I was roaming the streets. Only had one full day in the city and was determined to take advantage of as much of the amazing street food as I could. And it was amazing. Ducked into a little whole in the wall place, and took the advice of a local who was in there eating beside me. No common language, I couldn’t even name any foods, this was my first day in Thailand after all, but it didn’t matter. My self-proclaimed host would discuss possibilities with the chef, pointing things out to me, and some new amazing dish would appear. And then as I was still eating, he stood, paid his bill, said his goodbyes and disappeared.
When it was my turn to leave a few minutes later, I reached into my wallet, ready to pantomime the amount with the chef, only for him to wave his hands at me and gesture to the man who had recently left. My bill had been paid, without me even being aware.

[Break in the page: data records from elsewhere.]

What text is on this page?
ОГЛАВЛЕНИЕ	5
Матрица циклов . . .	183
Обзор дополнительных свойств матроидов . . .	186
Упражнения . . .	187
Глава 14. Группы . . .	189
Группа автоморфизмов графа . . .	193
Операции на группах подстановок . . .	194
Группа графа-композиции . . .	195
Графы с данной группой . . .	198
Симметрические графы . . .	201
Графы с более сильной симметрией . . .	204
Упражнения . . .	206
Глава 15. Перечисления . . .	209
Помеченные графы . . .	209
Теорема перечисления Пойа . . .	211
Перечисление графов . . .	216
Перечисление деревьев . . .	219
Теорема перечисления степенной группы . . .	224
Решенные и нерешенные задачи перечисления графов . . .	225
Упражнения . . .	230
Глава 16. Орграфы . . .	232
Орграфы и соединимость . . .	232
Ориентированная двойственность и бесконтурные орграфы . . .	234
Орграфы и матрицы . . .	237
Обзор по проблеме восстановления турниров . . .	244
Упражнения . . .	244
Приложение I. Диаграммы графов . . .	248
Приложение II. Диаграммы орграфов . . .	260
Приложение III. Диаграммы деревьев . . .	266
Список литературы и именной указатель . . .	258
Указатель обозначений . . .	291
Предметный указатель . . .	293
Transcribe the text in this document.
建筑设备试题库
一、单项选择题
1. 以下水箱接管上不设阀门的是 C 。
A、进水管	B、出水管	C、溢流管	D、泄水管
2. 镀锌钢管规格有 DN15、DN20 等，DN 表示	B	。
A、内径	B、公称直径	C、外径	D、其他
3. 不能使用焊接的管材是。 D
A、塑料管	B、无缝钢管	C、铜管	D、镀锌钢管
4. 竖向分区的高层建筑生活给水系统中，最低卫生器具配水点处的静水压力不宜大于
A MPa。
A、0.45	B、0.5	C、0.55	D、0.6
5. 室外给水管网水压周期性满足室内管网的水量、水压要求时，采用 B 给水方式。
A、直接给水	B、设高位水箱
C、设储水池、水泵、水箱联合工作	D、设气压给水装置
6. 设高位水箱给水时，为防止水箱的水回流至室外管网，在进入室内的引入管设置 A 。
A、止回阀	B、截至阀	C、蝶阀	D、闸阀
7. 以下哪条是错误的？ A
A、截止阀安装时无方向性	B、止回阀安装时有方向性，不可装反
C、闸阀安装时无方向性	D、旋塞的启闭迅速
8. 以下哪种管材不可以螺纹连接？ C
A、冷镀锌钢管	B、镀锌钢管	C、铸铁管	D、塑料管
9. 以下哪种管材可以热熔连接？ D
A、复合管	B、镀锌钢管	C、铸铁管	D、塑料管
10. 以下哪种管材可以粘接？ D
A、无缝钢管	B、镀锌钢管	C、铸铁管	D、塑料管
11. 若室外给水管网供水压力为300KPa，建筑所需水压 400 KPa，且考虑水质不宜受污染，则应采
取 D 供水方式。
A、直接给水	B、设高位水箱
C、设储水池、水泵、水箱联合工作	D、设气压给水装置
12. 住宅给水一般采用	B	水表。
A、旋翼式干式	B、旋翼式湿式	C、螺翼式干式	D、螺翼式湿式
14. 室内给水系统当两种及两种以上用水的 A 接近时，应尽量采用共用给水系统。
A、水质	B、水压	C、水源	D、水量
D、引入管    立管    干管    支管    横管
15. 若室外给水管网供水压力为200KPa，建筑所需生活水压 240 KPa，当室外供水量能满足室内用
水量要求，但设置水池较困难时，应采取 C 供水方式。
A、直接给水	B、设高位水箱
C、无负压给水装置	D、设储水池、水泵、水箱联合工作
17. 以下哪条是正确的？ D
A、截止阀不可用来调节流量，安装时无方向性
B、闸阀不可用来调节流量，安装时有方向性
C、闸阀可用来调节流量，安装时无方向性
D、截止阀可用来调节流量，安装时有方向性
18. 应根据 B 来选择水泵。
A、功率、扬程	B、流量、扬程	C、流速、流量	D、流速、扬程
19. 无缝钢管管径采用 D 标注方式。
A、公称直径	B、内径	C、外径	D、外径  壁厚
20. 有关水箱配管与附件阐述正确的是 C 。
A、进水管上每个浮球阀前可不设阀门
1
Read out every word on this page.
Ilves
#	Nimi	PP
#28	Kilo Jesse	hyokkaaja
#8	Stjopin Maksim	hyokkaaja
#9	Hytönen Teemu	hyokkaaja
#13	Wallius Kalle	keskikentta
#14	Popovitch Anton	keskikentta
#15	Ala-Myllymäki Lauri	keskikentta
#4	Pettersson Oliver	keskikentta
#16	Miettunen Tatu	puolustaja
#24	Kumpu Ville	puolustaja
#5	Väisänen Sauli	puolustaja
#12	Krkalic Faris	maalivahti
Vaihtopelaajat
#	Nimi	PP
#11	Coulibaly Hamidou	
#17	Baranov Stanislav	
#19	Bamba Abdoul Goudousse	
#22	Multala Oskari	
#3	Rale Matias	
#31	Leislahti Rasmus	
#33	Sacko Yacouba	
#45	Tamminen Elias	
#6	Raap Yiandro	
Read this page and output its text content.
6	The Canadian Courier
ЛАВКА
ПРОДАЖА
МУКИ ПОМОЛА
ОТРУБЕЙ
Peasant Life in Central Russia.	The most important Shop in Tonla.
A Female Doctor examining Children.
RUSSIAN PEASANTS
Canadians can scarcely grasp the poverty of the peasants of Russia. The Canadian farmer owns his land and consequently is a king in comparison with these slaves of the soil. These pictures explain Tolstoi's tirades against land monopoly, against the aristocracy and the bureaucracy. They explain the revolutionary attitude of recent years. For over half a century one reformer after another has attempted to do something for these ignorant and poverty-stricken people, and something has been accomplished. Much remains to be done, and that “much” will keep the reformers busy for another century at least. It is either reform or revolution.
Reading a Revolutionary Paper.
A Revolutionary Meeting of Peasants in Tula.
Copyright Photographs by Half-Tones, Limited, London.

It was a theme on the streets of Bangkok. I spent the rest of the day wandering through the main square of the city, flooded by the red-shirts, for this was the Spring of 2010. The ‘protests’ though were remarkable for how civilized they were. People were camped out there, but it felt more like a festival. Families were cooking food, men gathered around television screens to watch a football match, and everyone smiling and greeting me as I strolled around. Only in a far corner of the gathering was anything even remotely political taking place, as speeches were being given on a small stage. They were hardly rallies though. The few gathered around to listen to them sat in lawn chairs, and instead of applauding or cheering, waved small plastic noisemakers during the appropriate pauses.
I spent the evening thinking how quaint protests and political strife were in Thailand, and the next morning caught a bus for the south of the country.
A few hours into the trip a news report caught up with us. Government crack down on the protesters. Street battles around the encampment. Civilians dead. And I had missed the signs completely.